Дженни помнила белую ленту каменистой дороги, уходившей от стен их форта вниз по склону горы, темный мох на ребрах невысоких гор, плоские крыши горного селения. Она помнила большой внутренний двор их индийского дома, бассейн во дворе и индийских прачек у бассейна, — говорливых полуголых парней, весь день бивших у воды вальками. Она помнила свою няньку — пожилого индуса в синей чалме, с кроткими глазами, и кормилицу с убором из стеклянных бус на лбу и на груди; и как нянька и кормилица до четырех лет таскали ее на руках, а ординарец отца, суровый сикх с черной бородой, сажал ее в седло и водил на коне по двору. Дженни помнила волан — твердый маленький мяч, которым она играла в детстве, и круглую площадку перед домом, обсаженную платанами. Она помнила праздник «рождения непорочного Кришны», так походивший на христианский праздник рождества, белые сахарные фигурки слонов, пони и обезьян, которыми индусы в этот день дарили друг друга, и порошок, которым они по обычаю обсыпали детей, пряный розовый порошок, так сладко пахнувший… Она помнила мохнатые рубашки пальм, колючую преграду кактусов позади сада, горячий ветер из степи, от которого прятались все в доме, и бледное лицо матери. Мать всегда грустила в Индии, у нее никого не было в этих местах, ни родных, ни знакомых; ее мучил горячий воздух Азии и пыль, она всегда мечтала о родине, о зеленых лугах Англии, о свежести и прохладе родного Норфолька. Мать грустила и кашляла: у нее была чахотка. Отца перевели в Аллигур, британский форт в самом сердце Индии, вблизи Дели, а они с матерью уехали в Англию; Дженни тогда было девять лет. Мать уже ничего не могло спасти, — она скоро умерла. Дженни осталась в Англии одна, без родных. Два с лишним года она провела в холодном, неуютном пансионе миссис Честер, где ее мучили длинными наставлениями за столом, из окон тянуло холодом и скукой, деревья в парке были так долго в снегу, и к концу зимы начинало казаться, что весна уже никогда не придет. А теперь капитан Бедфорд, старый друг отца, вез ее в Аллигур, в Индию.

Дженни часами сидела на палубе и смотрела на море, на отсветы солнца на воде.

Март кончался. «Оливия» прошла Канарские острова. Становилось всё теплее, море было нежно-изумрудного цвета, ветер с суши полон ароматов.

«Еще два месяца, — думала Дженни. — Два месяца, и я увижу отца».

Глава четырнадцатая

ШОТЛАНДЕЦ МАКФЕРНЕЙ

Много дней «Оливия» шла в виду африканских берегов.

У Фритауна их снова трепала буря. Огромные волны перекатывались через палубу «Оливии». Все, кто мог, попрятались по каютам. Обедали сидя на саквояжах, тарелки с бараниной держали на коленях. Все злились: качка надоела. К тому же кормить стали прескверно, — запас свежих овощей на «Оливии» кончился.

Один лишь майор Бриггс пребывал в прекрасном самочувствии. В качку он пил столько же, сколько в тихую погоду. Хмелея, Бриггс еще сильнее багровел; лоб и щеки у него наливались кровью, но в ногах майор оставался тверд. Ровным громыхающим шагом он проходил вдоль всей верхней палубы, от носа к корме, и, уверенно подняв пистолет, целился в чаек, улетающих от бури.

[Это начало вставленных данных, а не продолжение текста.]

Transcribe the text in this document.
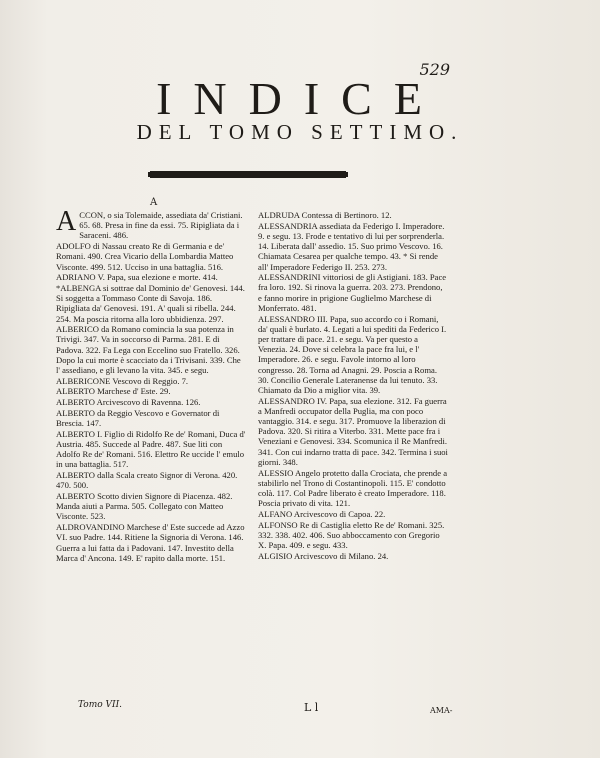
529
INDICE
DEL TOMO SETTIMO.
A
ACCON, o sia Tolemaide, assediata da' Cristiani. 65. 68. Presa in fine da essi. 75. Ripigliata da i Saraceni. 486.
ADOLFO di Nassau creato Re di Germania e de' Romani. 490. Crea Vicario della Lombardia Matteo Visconte. 499. 512. Ucciso in una battaglia. 516.
ADRIANO V. Papa, sua elezione e morte. 414.
*ALBENGA si sottrae dal Dominio de' Genovesi. 144. Si soggetta a Tommaso Conte di Savoja. 186. Ripigliata da' Genovesi. 191. A' quali si ribella. 244. 254. Ma poscia ritorna alla loro ubbidienza. 297.
ALBERICO da Romano comincia la sua potenza in Trivigi. 347. Va in soccorso di Parma. 281. E di Padova. 322. Fa Lega con Eccelino suo Fratello. 326. Dopo la cui morte è scacciato da i Trivisani. 339. Che l' assediano, e gli levano la vita. 345. e segu.
ALBERICONE Vescovo di Reggio. 7.
ALBERTO Marchese d' Este. 29.
ALBERTO Arcivescovo di Ravenna. 126.
ALBERTO da Reggio Vescovo e Governator di Brescia. 147.
ALBERTO I. Figlio di Ridolfo Re de' Romani, Duca d' Austria. 485. Succede al Padre. 487. Sue liti con Adolfo Re de' Romani. 516. Elettro Re uccide l' emulo in una battaglia. 517.
ALBERTO dalla Scala creato Signor di Verona. 420. 470. 500.
ALBERTO Scotto divien Signore di Piacenza. 482. Manda aiuti a Parma. 505. Collegato con Matteo Visconte. 523.
ALDROVANDINO Marchese d' Este succede ad Azzo VI. suo Padre. 144. Ritiene la Signoria di Verona. 146. Guerra a lui fatta da i Padovani. 147. Investito della Marca d' Ancona. 149. E' rapito dalla morte. 151.
ALDRUDA Contessa di Bertinoro. 12.
ALESSANDRIA assediata da Federigo I. Imperadore. 9. e segu. 13. Frode e tentativo di lui per sorprenderla. 14. Liberata dall' assedio. 15. Suo primo Vescovo. 16. Chiamata Cesarea per qualche tempo. 43. * Si rende all' Imperadore Federigo II. 253. 273.
ALESSANDRINI vittoriosi de gli Astigiani. 183. Pace fra loro. 192. Si rinova la guerra. 203. 273. Prendono, e fanno morire in prigione Guglielmo Marchese di Monferrato. 481.
ALESSANDRO III. Papa, suo accordo co i Romani, da' quali è burlato. 4. Legati a lui spediti da Federico I. per trattare di pace. 21. e segu. Va per questo a Venezia. 24. Dove si celebra la pace fra lui, e l' Imperadore. 26. e segu. Favole intorno al loro congresso. 28. Torna ad Anagni. 29. Poscia a Roma. 30. Concilio Generale Lateranense da lui tenuto. 33. Chiamato da Dio a miglior vita. 39.
ALESSANDRO IV. Papa, sua elezione. 312. Fa guerra a Manfredi occupator della Puglia, ma con poco vantaggio. 314. e segu. 317. Promuove la liberazion di Padova. 320. Si ritira a Viterbo. 331. Mette pace fra i Veneziani e Genovesi. 334. Scomunica il Re Manfredi. 341. Con cui indarno tratta di pace. 342. Termina i suoi giorni. 348.
ALESSIO Angelo protetto dalla Crociata, che prende a stabilirlo nel Trono di Costantinopoli. 115. E' condotto colà. 117. Col Padre liberato è creato Imperadore. 118. Poscia privato di vita. 121.
ALFANO Arcivescovo di Capoa. 22.
ALFONSO Re di Castiglia eletto Re de' Romani. 325. 332. 338. 402. 406. Suo abboccamento con Gregorio X. Papa. 409. e segu. 433.
ALGISIO Arcivescovo di Milano. 24.
Tomo VII.	L l	AMA-
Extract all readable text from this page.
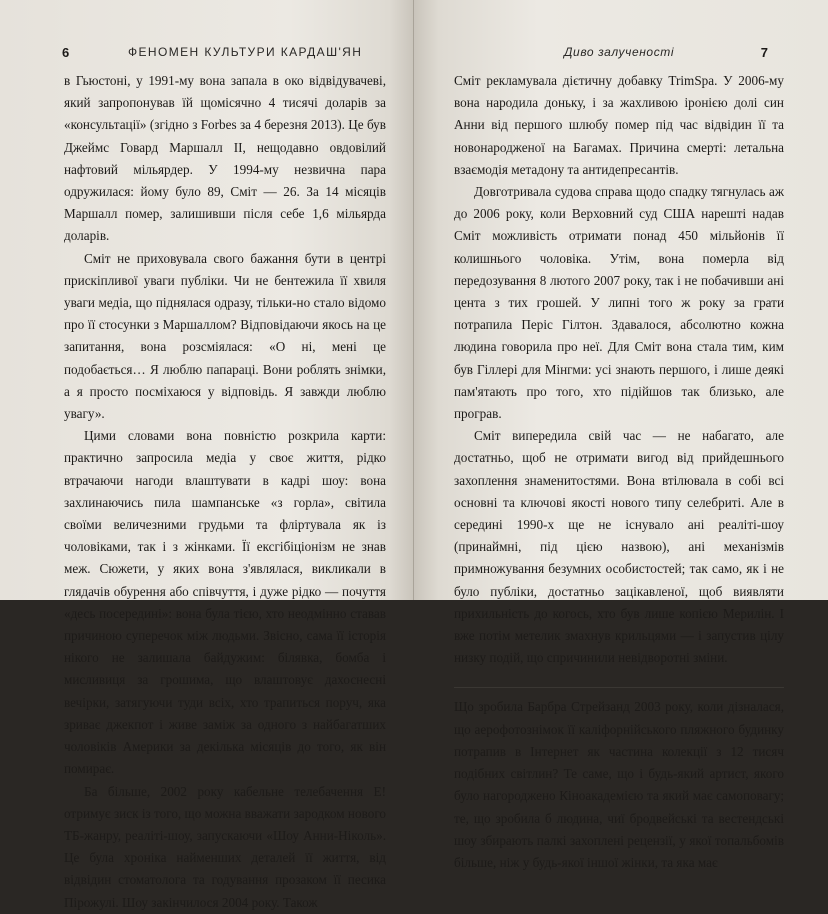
6	ФЕНОМЕН КУЛЬТУРИ КАРДАШ'ЯН

в Гьюстоні, у 1991-му вона запала в око відвідувачеві, який запропонував їй щомісячно 4 тисячі доларів за «консультації» (згідно з Forbes за 4 березня 2013). Це був Джеймс Говард Маршалл II, нещодавно овдовілий нафтовий мільярдер. У 1994-му незвична пара одружилася: йому було 89, Сміт — 26. За 14 місяців Маршалл помер, залишивши після себе 1,6 мільярда доларів.

Сміт не приховувала свого бажання бути в центрі прискіпливої уваги публіки. Чи не бентежила її хвиля уваги медіа, що піднялася одразу, тільки-но стало відомо про її стосунки з Маршаллом? Відповідаючи якось на це запитання, вона розсміялася: «О ні, мені це подобається… Я люблю папараці. Вони роблять знімки, а я просто посміхаюся у відповідь. Я завжди люблю увагу».

Цими словами вона повністю розкрила карти: практично запросила медіа у своє життя, рідко втрачаючи нагоди влаштувати в кадрі шоу: вона захлинаючись пила шампанське «з горла», світила своїми величезними грудьми та фліртувала як із чоловіками, так і з жінками. Її ексгібіціонізм не знав меж. Сюжети, у яких вона з'являлася, викликали в глядачів обурення або співчуття, і дуже рідко — почуття «десь посередині»: вона була тією, хто неодмінно ставав причиною суперечок між людьми. Звісно, сама її історія нікого не залишала байдужим: білявка, бомба і мисливиця за грошима, що влаштовує дахоснесні вечірки, затягуючи туди всіх, хто трапиться поруч, яка зриває джекпот і живе заміж за одного з найбагатших чоловіків Америки за декілька місяців до того, як він помирає.

Ба більше, 2002 року кабельне телебачення E! отримує зиск із того, що можна вважати зародком нового ТБ-жанру, реаліті-шоу, запускаючи «Шоу Анни-Ніколь». Це була хроніка найменших деталей її життя, від відвідин стоматолога та годування прозаком її песика Пірожулі. Шоу закінчилося 2004 року. Також

Диво залученості	7

Сміт рекламувала дієтичну добавку TrimSpa. У 2006-му вона народила доньку, і за жахливою іронією долі син Анни від першого шлюбу помер під час відвідин її та новонародженої на Багамах. Причина смерті: летальна взаємодія метадону та антидепресантів.

Довготривала судова справа щодо спадку тягнулась аж до 2006 року, коли Верховний суд США нарешті надав Сміт можливість отримати понад 450 мільйонів її колишнього чоловіка. Утім, вона померла від передозування 8 лютого 2007 року, так і не побачивши ані цента з тих грошей. У липні того ж року за грати потрапила Періс Гілтон. Здавалося, абсолютно кожна людина говорила про неї. Для Сміт вона стала тим, ким був Гіллері для Мінгми: усі знають першого, і лише деякі пам'ятають про того, хто підійшов так близько, але програв.

Сміт випередила свій час — не набагато, але достатньо, щоб не отримати вигод від прийдешнього захоплення знаменитостями. Вона втілювала в собі всі основні та ключові якості нового типу селебриті. Але в середині 1990-х ще не існувало ані реаліті-шоу (принаймні, під цією назвою), ані механізмів примножування безумних особистостей; так само, як і не було публіки, достатньо зацікавленої, щоб виявляти прихильність до когось, хто був лише копією Мерилін. І вже потім метелик змахнув крильцями — і запустив цілу низку подій, що спричинили невідворотні зміни.

Що зробила Барбра Стрейзанд 2003 року, коли дізналася, що аерофотознімок її каліфорнійського пляжного будинку потрапив в Інтернет як частина колекції з 12 тисяч подібних світлин? Те саме, що і будь-який артист, якого було нагороджено Кіноакадемією та який має самоповагу; те, що зробила б людина, чиї бродвейські та вестендські шоу збирають палкі захоплені рецензії, у якої топальбомів більше, ніж у будь-якої іншої жінки, та яка має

— Одна!… Две… — считал майор сбитую выстрелом птицу. Бах! Бах-бах!… — Три… Четыре…

Вот так он расстреливал кафров в Южной Африке, когда еще молодым лейтенантом начинал свою службу королеве.

Потом Индия, поход 1848 года. Замиренных индусов Бенгала майор вел на немирных индусов Пятиречья. Брал крепость Мултан, а потом расстреливал и вешал одинаково и мирных и немирных.

После Индии — Крым, Восточная война. С Девяносто третьим шотландским горнострелковым полком Бриггс, в чине капитана, проделал всю Крымскую кампанию. Выдерживал натиск храбрых русских матросов под Балаклавой, был тяжело ранен в ногу под Севастополем и долго потом отлеживался в госпитале, в Дувре, где квартировал его полк.